The LOESS statement fits loess models, displays the fit function(s), and optionally displays the data values. You can fit a wide variety of curves. You can fit a single function, or when you have a group or classification variable, fit multiple functions. (PROC SGPLOT provides a GROUP= option whereas statistical procedures usually provide a CLASS statement that you can use to specify groups.)
The following step displays a single curve and a scatter plot of points.
proc sgplot data=sashelp.enso noautolegend; title 'Loess'; loess y=Pressure x=Month; run;
You can specify the GROUP= option in the LOESS statement to get a separate fit function for each group. You can also specify ATTRPRIORITY=NONE in the ODS GRAPHICS statement and a STYLEATTRS statement to vary the markers for each group while using solid lines.
ods graphics on / attrpriority=none; proc sgplot data=sashelp.gas; title 'LOESS With a Group Variable'; styleattrs datalinepatterns=(solid); loess y=nox x=eqratio / group=fuel; run;
The DEGREE= option specifies the degree of the local polynomials to use for each local regression. Specify either 1 (linear fit, the default) or 2 (quadratic fit). The results are often similar.
proc sgplot data=sashelp.enso; title 'Loess, Degree 1 and 2'; loess y=Pressure x=Month / degree=1 lineattrs=(color=blue) legendlabel='Degree=1'; loess y=Pressure x=Month / degree=2 lineattrs=(color=red) legendlabel='Degree=2' nomarkers; run;
In many cases, the LOESS and PBSPLINE statements produce similar results.
proc sgplot data=sashelp.enso; title 'Loess, Degree2 Versus Penalized B=Spline'; pbspline y=Pressure x=Month / lineattrs=(color=green); loess y=Pressure x=Month / degree=2 lineattrs=(color=red) nomarkers; run;
If you want more control over the smoothing options, you can use PROC LOESS. The Sashelp.ENSO data set provides a particularly nice example since the smoothing parameter has both a local and a global optimum. The global optimum shows the effect of seasons, whereas the local optimum shows the effect of El Nino. By default, PROC LOESS finds the local optimum for this data set.

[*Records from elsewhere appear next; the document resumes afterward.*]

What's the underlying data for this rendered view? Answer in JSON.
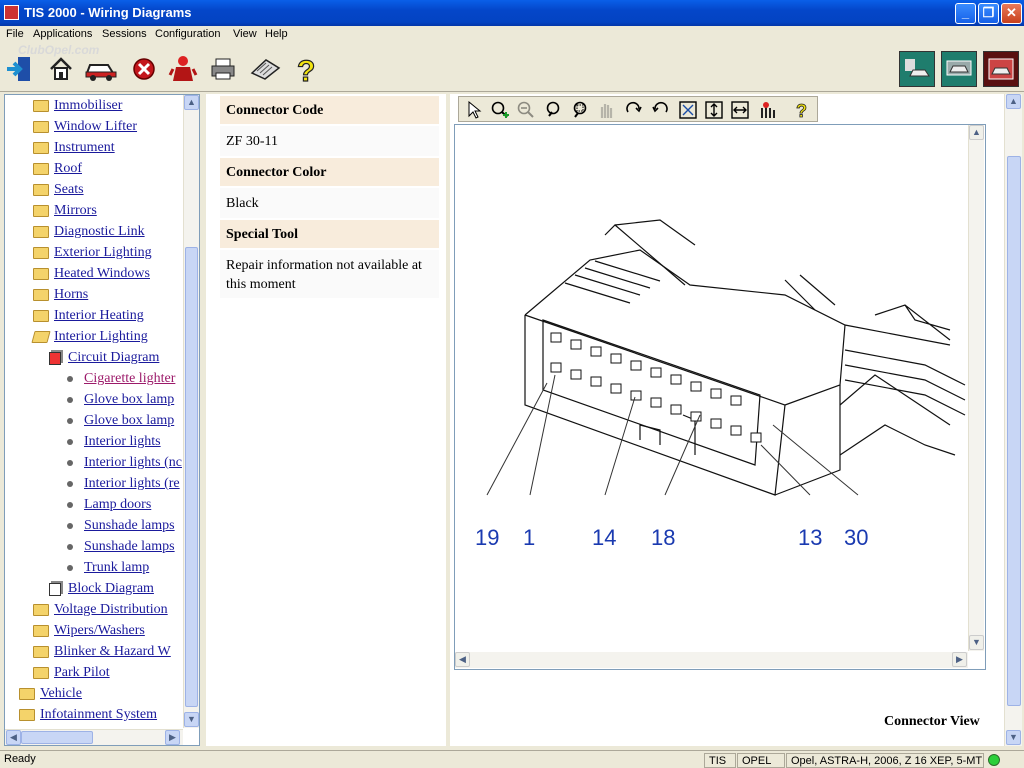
{
  "window": {
    "title": "TIS 2000 - Wiring Diagrams",
    "minimize": "_",
    "restore": "❐",
    "close": "✕"
  },
  "menu": [
    "File",
    "Applications",
    "Sessions",
    "Configuration",
    "View",
    "Help"
  ],
  "watermark": "ClubOpel.com",
  "toolbar": {
    "icons": [
      "exit-icon",
      "home-icon",
      "car-icon",
      "stop-icon",
      "user-icon",
      "printer-icon",
      "keyboard-icon",
      "help-icon"
    ],
    "right_icons": [
      "car-diagnostics-icon",
      "car-wiring-icon",
      "car-parts-icon"
    ]
  },
  "tree": {
    "items": [
      {
        "label": "Immobiliser",
        "type": "folder",
        "level": 2
      },
      {
        "label": "Window Lifter",
        "type": "folder",
        "level": 2
      },
      {
        "label": "Instrument",
        "type": "folder",
        "level": 2
      },
      {
        "label": "Roof",
        "type": "folder",
        "level": 2
      },
      {
        "label": "Seats",
        "type": "folder",
        "level": 2
      },
      {
        "label": "Mirrors",
        "type": "folder",
        "level": 2
      },
      {
        "label": "Diagnostic Link",
        "type": "folder",
        "level": 2
      },
      {
        "label": "Exterior Lighting",
        "type": "folder",
        "level": 2
      },
      {
        "label": "Heated Windows",
        "type": "folder",
        "level": 2
      },
      {
        "label": "Horns",
        "type": "folder",
        "level": 2
      },
      {
        "label": "Interior Heating",
        "type": "folder",
        "level": 2
      },
      {
        "label": "Interior Lighting",
        "type": "open-folder",
        "level": 2
      },
      {
        "label": "Circuit Diagram",
        "type": "book-open",
        "level": 3
      },
      {
        "label": "Cigarette lighter",
        "type": "bullet",
        "level": 4,
        "active": true
      },
      {
        "label": "Glove box lamp",
        "type": "bullet",
        "level": 4
      },
      {
        "label": "Glove box lamp",
        "type": "bullet",
        "level": 4
      },
      {
        "label": "Interior lights",
        "type": "bullet",
        "level": 4
      },
      {
        "label": "Interior lights (nc",
        "type": "bullet",
        "level": 4
      },
      {
        "label": "Interior lights (re",
        "type": "bullet",
        "level": 4
      },
      {
        "label": "Lamp doors",
        "type": "bullet",
        "level": 4
      },
      {
        "label": "Sunshade lamps",
        "type": "bullet",
        "level": 4
      },
      {
        "label": "Sunshade lamps",
        "type": "bullet",
        "level": 4
      },
      {
        "label": "Trunk lamp",
        "type": "bullet",
        "level": 4
      },
      {
        "label": "Block Diagram",
        "type": "book",
        "level": 3
      },
      {
        "label": "Voltage Distribution",
        "type": "folder",
        "level": 2
      },
      {
        "label": "Wipers/Washers",
        "type": "folder",
        "level": 2
      },
      {
        "label": "Blinker & Hazard W",
        "type": "folder",
        "level": 2
      },
      {
        "label": "Park Pilot",
        "type": "folder",
        "level": 2
      },
      {
        "label": "Vehicle",
        "type": "folder",
        "level": 1
      },
      {
        "label": "Infotainment System",
        "type": "folder",
        "level": 1
      }
    ]
  },
  "info": {
    "connector_code_label": "Connector Code",
    "connector_code": "ZF 30-11",
    "connector_color_label": "Connector Color",
    "connector_color": "Black",
    "special_tool_label": "Special Tool",
    "special_tool": "Repair information not available at this moment"
  },
  "viewer": {
    "tools": [
      "select-arrow-icon",
      "zoom-in-icon",
      "zoom-out-icon",
      "zoom-icon",
      "zoom-area-icon",
      "pan-hand-icon",
      "rotate-cw-icon",
      "rotate-ccw-icon",
      "fit-all-icon",
      "fit-height-icon",
      "fit-width-icon",
      "highlight-icon",
      "help-icon"
    ],
    "pin_labels": [
      "19",
      "1",
      "14",
      "18",
      "13",
      "30"
    ],
    "caption": "Connector View"
  },
  "status": {
    "text": "Ready",
    "app": "TIS",
    "brand": "OPEL",
    "vehicle": "Opel, ASTRA-H, 2006, Z 16 XEP, 5-MT",
    "indicator_color": "#2bcf3a"
  },
  "scroll_arrows": {
    "up": "▲",
    "down": "▼",
    "left": "◀",
    "right": "▶"
  }
}
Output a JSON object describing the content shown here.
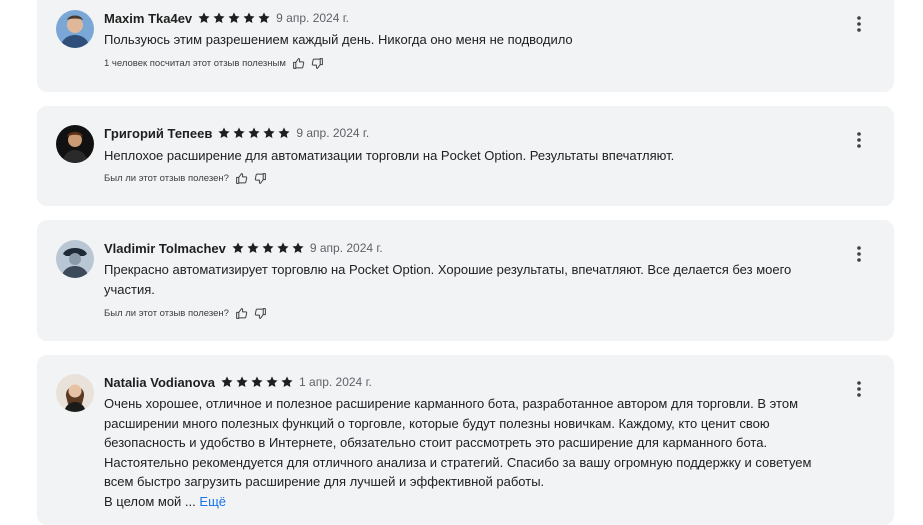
{
  "reviews": [
    {
      "author": "Maxim Tka4ev",
      "rating": 5,
      "date": "9 апр. 2024 г.",
      "text": "Пользуюсь этим разрешением каждый день. Никогда оно меня не подводило",
      "helpful_text": "1 человек посчитал этот отзыв полезным"
    },
    {
      "author": "Григорий Тепеев",
      "rating": 5,
      "date": "9 апр. 2024 г.",
      "text": "Неплохое расширение для автоматизации торговли на Pocket Option. Результаты впечатляют.",
      "helpful_text": "Был ли этот отзыв полезен?"
    },
    {
      "author": "Vladimir Tolmachev",
      "rating": 5,
      "date": "9 апр. 2024 г.",
      "text": "Прекрасно автоматизирует торговлю на Pocket Option. Хорошие результаты, впечатляют. Все делается без моего участия.",
      "helpful_text": "Был ли этот отзыв полезен?"
    },
    {
      "author": "Natalia Vodianova",
      "rating": 5,
      "date": "1 апр. 2024 г.",
      "text": "Очень хорошее, отличное и полезное расширение карманного бота, разработанное автором для торговли. В этом расширении много полезных функций о торговле, которые будут полезны новичкам. Каждому, кто ценит свою безопасность и удобство в Интернете, обязательно стоит рассмотреть это расширение для карманного бота. Настоятельно рекомендуется для отличного анализа и стратегий. Спасибо за вашу огромную поддержку и советуем всем быстро загрузить расширение для лучшей и эффективной работы.",
      "text_tail": "В целом мой ...",
      "more_label": "Ещё"
    }
  ],
  "icons": {
    "star": "star-icon",
    "thumb_up": "thumb-up-icon",
    "thumb_down": "thumb-down-icon",
    "menu": "more-vert-icon"
  },
  "colors": {
    "card_bg": "#f1f3f4",
    "star": "#1f1f1f",
    "link": "#1a73e8"
  }
}
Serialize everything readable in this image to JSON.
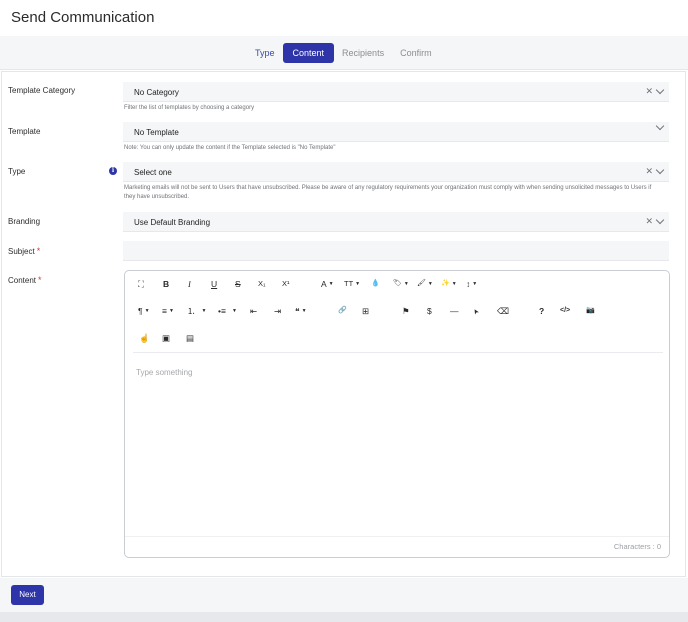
{
  "page": {
    "title": "Send Communication"
  },
  "steps": [
    {
      "label": "Type",
      "state": "done"
    },
    {
      "label": "Content",
      "state": "active"
    },
    {
      "label": "Recipients",
      "state": "upcoming"
    },
    {
      "label": "Confirm",
      "state": "upcoming"
    }
  ],
  "form": {
    "template_category": {
      "label": "Template Category",
      "value": "No Category",
      "help": "Filter the list of templates by choosing a category"
    },
    "template": {
      "label": "Template",
      "value": "No Template",
      "help": "Note: You can only update the content if the Template selected is \"No Template\""
    },
    "type": {
      "label": "Type",
      "value": "Select one",
      "help": "Marketing emails will not be sent to Users that have unsubscribed. Please be aware of any regulatory requirements your organization must comply with when sending unsolicited messages to Users if they have unsubscribed."
    },
    "branding": {
      "label": "Branding",
      "value": "Use Default Branding"
    },
    "subject": {
      "label": "Subject",
      "value": "",
      "required_mark": "*"
    },
    "content": {
      "label": "Content",
      "required_mark": "*",
      "placeholder": "Type something",
      "counter": "Characters : 0"
    }
  },
  "editor_toolbar": {
    "fullscreen": "⛶",
    "bold": "B",
    "italic": "I",
    "underline": "U",
    "strikethrough": "S",
    "subscript": "X₁",
    "superscript": "X¹",
    "font_color": "A",
    "font_size": "TT",
    "ink": "💧",
    "tag": "🏷",
    "brush": "🖌",
    "magic": "✨",
    "line_height": "↕",
    "paragraph": "¶",
    "align": "≡",
    "ordered_list": "⒈",
    "unordered_list": "•≡",
    "outdent": "⇤",
    "indent": "⇥",
    "quote": "❝",
    "link": "🔗",
    "table": "⊞",
    "flag": "⚑",
    "dollar": "$",
    "hr": "—",
    "cursor": "➤",
    "eraser": "⌫",
    "help": "?",
    "code": "</>",
    "camera": "📷",
    "hand": "☝",
    "embed": "▣",
    "file": "▤"
  },
  "footer": {
    "next_label": "Next"
  }
}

proc loess data=sashelp.enso; title 'PROC LOESS, Local Optimum'; model Pressure = Month; ods select fitplot; run;
There are many ways you can force it to find the global optimum. This next example specifies a generalized cross-validation criterion and the range for the smoothing parameter.
proc loess data=sashelp.enso; title 'PROC LOESS, Global Optimum'; model Pressure = Month / select=gcv(range(0,0.5)); ods select fitplot; run;
Then you can specify the smoothing parameter in a LOESS statement in PROC SGPLOT. The LOESS statement in PROC SGPLOT uses different default options than PROC LOESS, so this example forces PROC SGPLOT's LOESS statement to find the local optimum, which is displayed along with the global optimum.
proc sgplot data=sashelp.enso; title 'Loess, SMOOTH=0.223'; loess y=Pressure x=Month / degree=1 lineattrs=(color=green); loess y=Pressure x=Month / degree=1 lineattrs=(color=red) nomarkers smooth=0.223; run;
You can additionally specify INTERPOLATION=LINEAR or INTERPOLATION=CUBIC to control the degree of the interpolating polynomials (not shown here).
Linear modeling procedures, such as PROC REG, use loess to find trends in residuals. These trends can help you identify lack of fit and build better models.
proc reg data=sashelp.baseball plots=residuals(smooth); ods select residualplot; id name team league; model logSalary = nhits nruns nrbi nbb yrmajor crhits; quit;
Cleveland,W. S., Devlin, S. J., and Grosse, E. (1988). "Regression by Local Fitting." Journal of Econometrics 37:87-114.
Cleveland, W. S., and Grosse, E. (1991). "Computational Methods for Local Regression." Statistics and Computing 1:47-62.
Cleveland, W. S., Grosse, E., and Shyu, M.-J. (1992). "A Package of C and Fortran Routines for Fitting Local Regression Models." Unpublished manuscript.